Mind in the Making Module in Spanish – Team Cerebro

Photo: Mind in the Making – Team Cerebro I am Peter Gormley. My wife, Rocio, and I are deeply involved in the Hispanic community in the Sarasota-Bradenton area. We recently got involved with Mind in the Making (MITM) by way of an invitation from our friend Elizabeth Sierra, to help start a Spanish-speaking team.

Through our experience with people over the years, we strongly believe there is a need to help families reconnect and maintain heart connections. Furthermore, we are convinced that this profound need affects all races, cultures, and economic levels. No one is immune to the distractions and dysfunction of today’s culture unless we purposefully chart a better course. The great and encouraging news is that people can and will make necessary changes once they see there is hope.
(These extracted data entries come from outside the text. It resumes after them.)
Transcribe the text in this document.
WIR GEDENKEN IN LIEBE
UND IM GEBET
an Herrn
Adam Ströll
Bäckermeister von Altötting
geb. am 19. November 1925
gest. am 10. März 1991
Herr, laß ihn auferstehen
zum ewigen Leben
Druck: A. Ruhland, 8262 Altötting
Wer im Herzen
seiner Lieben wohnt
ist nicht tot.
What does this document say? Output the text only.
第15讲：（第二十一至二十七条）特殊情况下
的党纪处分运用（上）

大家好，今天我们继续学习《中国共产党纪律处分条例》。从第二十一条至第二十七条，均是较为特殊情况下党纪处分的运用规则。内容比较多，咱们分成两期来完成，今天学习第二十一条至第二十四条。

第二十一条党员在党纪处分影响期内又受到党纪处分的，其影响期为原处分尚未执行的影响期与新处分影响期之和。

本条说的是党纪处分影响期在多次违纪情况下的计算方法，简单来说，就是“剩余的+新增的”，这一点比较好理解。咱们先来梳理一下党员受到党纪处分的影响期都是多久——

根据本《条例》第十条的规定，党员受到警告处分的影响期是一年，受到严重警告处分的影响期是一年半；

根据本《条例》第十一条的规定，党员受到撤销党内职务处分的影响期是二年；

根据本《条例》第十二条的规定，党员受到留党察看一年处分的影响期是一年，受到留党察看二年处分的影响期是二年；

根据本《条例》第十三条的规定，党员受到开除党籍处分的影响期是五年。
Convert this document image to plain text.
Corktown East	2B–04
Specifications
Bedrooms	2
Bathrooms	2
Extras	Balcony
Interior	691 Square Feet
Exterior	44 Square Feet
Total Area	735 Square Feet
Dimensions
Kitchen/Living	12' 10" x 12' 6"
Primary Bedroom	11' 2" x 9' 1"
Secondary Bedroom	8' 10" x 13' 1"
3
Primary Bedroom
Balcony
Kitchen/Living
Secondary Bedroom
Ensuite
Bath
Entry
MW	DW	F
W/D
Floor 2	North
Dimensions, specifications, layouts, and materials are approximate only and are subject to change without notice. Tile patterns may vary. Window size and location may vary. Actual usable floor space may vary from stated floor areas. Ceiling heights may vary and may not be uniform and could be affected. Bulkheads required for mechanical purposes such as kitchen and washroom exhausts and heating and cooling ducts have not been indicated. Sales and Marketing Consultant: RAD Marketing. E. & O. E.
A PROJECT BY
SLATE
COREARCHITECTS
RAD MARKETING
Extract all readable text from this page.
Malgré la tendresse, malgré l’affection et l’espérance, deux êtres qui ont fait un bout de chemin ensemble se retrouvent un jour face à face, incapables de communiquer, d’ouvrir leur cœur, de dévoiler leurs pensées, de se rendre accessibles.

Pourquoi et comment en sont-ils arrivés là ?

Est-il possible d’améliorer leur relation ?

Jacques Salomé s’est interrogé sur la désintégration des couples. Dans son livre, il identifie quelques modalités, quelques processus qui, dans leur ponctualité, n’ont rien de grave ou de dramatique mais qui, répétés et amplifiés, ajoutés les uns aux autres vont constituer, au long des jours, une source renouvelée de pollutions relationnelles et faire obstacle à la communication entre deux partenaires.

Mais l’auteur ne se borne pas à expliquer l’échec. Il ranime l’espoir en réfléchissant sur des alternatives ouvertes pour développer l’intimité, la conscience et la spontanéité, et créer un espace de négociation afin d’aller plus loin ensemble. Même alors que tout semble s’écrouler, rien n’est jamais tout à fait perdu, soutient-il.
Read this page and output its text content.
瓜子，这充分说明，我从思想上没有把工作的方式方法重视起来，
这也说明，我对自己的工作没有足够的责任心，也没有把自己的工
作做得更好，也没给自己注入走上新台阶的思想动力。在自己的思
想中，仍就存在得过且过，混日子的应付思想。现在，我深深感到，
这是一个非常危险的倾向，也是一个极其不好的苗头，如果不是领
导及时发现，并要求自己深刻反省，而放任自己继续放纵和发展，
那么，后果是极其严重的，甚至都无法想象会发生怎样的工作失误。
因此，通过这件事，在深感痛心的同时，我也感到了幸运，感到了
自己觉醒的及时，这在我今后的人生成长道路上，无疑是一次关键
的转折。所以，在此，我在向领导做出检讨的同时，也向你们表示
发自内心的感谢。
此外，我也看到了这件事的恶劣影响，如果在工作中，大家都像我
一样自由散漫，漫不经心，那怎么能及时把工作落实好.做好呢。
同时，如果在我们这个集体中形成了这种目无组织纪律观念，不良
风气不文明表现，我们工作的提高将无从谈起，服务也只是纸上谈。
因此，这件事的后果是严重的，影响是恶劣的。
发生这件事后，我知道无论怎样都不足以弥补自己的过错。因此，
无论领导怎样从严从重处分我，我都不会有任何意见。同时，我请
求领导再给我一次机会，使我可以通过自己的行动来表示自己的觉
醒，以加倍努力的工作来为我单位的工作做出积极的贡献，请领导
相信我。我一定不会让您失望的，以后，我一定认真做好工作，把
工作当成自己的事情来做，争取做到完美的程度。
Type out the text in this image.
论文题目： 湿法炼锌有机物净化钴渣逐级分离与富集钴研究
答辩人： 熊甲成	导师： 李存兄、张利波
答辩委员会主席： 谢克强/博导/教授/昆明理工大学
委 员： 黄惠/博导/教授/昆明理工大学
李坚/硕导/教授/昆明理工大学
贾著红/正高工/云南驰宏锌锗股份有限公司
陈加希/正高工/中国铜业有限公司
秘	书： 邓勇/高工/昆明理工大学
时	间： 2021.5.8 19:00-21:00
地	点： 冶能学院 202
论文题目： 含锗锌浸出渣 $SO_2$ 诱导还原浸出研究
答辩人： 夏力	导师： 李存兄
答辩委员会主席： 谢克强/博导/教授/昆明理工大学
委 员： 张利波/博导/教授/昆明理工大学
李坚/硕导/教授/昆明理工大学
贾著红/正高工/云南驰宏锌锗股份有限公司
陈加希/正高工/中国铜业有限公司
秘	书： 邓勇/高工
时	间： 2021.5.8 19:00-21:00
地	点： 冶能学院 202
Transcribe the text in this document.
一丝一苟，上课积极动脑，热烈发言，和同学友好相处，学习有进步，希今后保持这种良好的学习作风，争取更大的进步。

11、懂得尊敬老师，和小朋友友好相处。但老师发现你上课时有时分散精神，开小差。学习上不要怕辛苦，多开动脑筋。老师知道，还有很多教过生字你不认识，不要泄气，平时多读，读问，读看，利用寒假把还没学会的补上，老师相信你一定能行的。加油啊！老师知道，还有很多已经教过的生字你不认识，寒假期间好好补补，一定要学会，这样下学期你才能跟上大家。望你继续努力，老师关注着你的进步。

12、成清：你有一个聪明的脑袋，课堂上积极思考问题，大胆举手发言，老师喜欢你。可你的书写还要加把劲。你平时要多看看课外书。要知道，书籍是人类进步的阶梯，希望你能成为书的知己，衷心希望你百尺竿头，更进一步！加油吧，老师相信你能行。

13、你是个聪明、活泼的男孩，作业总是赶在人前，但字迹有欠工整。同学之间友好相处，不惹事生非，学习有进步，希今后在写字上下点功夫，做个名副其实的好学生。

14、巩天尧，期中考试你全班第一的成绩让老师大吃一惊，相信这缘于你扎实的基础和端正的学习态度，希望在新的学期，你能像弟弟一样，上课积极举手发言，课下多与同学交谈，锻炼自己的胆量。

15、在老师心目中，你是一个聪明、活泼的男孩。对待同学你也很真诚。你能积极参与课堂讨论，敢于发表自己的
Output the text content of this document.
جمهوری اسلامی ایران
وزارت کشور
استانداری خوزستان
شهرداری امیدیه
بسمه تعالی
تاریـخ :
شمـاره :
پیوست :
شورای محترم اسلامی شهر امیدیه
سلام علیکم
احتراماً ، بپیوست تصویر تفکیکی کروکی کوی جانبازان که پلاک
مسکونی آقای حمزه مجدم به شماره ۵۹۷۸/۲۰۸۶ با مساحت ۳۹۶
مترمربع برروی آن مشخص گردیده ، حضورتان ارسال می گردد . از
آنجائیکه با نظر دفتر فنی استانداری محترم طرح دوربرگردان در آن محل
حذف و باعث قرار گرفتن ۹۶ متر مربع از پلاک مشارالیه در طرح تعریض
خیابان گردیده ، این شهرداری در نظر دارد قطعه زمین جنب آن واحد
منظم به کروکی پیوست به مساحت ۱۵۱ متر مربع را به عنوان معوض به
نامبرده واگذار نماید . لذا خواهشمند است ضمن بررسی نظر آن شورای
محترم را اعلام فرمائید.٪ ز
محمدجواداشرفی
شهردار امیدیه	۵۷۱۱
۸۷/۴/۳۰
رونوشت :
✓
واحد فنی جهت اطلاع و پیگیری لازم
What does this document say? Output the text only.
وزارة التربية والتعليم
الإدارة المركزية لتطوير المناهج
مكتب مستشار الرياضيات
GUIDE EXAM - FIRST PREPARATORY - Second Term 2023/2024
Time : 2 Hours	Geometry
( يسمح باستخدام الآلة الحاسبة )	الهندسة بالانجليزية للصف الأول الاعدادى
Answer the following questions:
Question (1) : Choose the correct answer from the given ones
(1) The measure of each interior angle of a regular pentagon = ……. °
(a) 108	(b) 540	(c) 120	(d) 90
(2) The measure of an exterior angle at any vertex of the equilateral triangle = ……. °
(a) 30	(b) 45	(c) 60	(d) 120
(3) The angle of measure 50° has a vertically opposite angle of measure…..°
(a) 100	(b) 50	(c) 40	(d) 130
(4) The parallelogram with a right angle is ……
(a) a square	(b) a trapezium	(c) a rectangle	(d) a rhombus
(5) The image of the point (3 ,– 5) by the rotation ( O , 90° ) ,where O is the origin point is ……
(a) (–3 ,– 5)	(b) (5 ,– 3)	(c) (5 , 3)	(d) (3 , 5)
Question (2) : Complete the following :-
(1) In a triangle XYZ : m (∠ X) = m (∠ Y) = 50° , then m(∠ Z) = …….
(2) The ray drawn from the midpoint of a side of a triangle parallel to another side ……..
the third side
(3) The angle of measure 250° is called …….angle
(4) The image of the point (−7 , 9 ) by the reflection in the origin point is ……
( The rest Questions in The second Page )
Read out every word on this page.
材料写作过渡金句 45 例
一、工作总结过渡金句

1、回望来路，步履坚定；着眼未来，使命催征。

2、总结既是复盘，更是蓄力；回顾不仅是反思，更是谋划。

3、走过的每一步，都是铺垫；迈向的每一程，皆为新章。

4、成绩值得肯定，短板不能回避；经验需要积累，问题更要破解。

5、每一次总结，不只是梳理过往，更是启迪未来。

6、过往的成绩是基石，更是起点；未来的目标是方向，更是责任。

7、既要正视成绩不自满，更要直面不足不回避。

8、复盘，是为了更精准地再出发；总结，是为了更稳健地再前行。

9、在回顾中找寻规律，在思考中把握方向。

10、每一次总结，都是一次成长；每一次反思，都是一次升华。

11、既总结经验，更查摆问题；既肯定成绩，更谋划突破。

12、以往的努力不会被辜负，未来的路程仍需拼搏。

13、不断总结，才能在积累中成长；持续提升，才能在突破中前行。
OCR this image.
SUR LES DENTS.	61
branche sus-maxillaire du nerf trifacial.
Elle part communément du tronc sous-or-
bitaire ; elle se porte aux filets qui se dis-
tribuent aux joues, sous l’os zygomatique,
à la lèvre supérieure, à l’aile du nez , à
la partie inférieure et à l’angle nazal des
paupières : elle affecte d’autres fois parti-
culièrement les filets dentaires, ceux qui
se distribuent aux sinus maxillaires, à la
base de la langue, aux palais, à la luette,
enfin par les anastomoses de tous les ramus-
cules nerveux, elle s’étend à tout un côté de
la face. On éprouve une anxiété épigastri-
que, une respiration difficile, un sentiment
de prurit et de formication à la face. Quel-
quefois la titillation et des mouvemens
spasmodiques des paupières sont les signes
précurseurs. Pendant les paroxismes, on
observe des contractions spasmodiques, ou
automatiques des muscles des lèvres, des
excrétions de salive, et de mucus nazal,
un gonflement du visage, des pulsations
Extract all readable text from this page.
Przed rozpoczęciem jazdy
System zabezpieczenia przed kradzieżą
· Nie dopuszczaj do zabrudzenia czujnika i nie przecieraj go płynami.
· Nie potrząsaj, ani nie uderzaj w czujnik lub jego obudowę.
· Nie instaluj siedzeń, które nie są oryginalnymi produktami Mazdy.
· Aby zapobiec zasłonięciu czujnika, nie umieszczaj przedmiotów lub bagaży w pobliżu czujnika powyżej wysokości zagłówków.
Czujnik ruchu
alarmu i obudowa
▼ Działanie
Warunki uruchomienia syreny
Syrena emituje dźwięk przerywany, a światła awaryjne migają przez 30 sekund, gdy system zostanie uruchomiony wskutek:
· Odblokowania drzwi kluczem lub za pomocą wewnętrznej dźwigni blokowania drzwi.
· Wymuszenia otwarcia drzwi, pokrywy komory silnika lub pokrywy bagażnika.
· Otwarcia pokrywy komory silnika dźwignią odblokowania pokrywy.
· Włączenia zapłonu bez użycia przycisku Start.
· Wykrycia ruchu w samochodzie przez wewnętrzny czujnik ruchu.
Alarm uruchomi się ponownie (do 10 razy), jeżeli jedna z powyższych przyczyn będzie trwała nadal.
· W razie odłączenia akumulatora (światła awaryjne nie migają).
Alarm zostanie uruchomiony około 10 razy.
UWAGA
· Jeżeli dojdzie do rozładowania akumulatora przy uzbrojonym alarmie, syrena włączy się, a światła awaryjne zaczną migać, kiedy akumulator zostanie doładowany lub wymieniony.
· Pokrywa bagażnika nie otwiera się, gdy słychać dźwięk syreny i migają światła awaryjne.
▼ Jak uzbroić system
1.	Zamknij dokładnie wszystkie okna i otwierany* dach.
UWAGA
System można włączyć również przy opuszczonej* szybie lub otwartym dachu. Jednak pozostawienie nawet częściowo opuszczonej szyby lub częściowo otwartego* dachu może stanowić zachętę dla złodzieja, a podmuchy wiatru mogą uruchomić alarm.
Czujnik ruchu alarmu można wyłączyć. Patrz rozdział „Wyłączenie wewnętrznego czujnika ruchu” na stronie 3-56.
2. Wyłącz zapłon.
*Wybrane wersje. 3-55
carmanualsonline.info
There are tools available to break unhealthy patterns.

This was our first group together, though Rocio had done one group before. This group consisted primarily of church children’s leaders and volunteers, including several teenage volunteers. Everyone connected very well and were excited and involved with the material presented. It was also VERY interesting to hear the teen’s perspective on family relationships and connections. That was one of the highlights of the 8-hour class, and the youth seemed as connected to the material as the adults.

We believe that this “Seven Essential Life Skills Every Child Needs” material is extremely vital to equip people with the mindset and tools to develop healthy relationships. The classic proverb about teaching a man to fish so he can eat all his life applies perfectly to these truths. A young person who learns how to think clearly becomes far more able to navigate life successfully and make a difference in the lives of others.

We led the group through the seven skills, following the curriculum as best we could, but the group was so connected to the material that we could hardly steer them to the next step. The 8 hours passed so quickly; it was over before we knew it. We programmed the course in two 4 hour sessions, one week apart, on Saturdays. From a sign up of 24, we started the class with 20 and ended up with 16 graduates the following weekend, as a few had surprise scheduling conflicts.

It all flowed so easily and quickly that we are seriously considering a Friday evening/Saturday morning schedule. We believe that this tighter schedule will allow us to keep the entire group together through completion.

In conclusion, we are so very excited about MITM. We believe that this is a great extension of our current work with the Hispanic community, and we are thrilled to be a part of helping these precious people excel and thrive. Thanks to The Patterson Foundation’s support, we look forward to reaching many more with this dynamic program.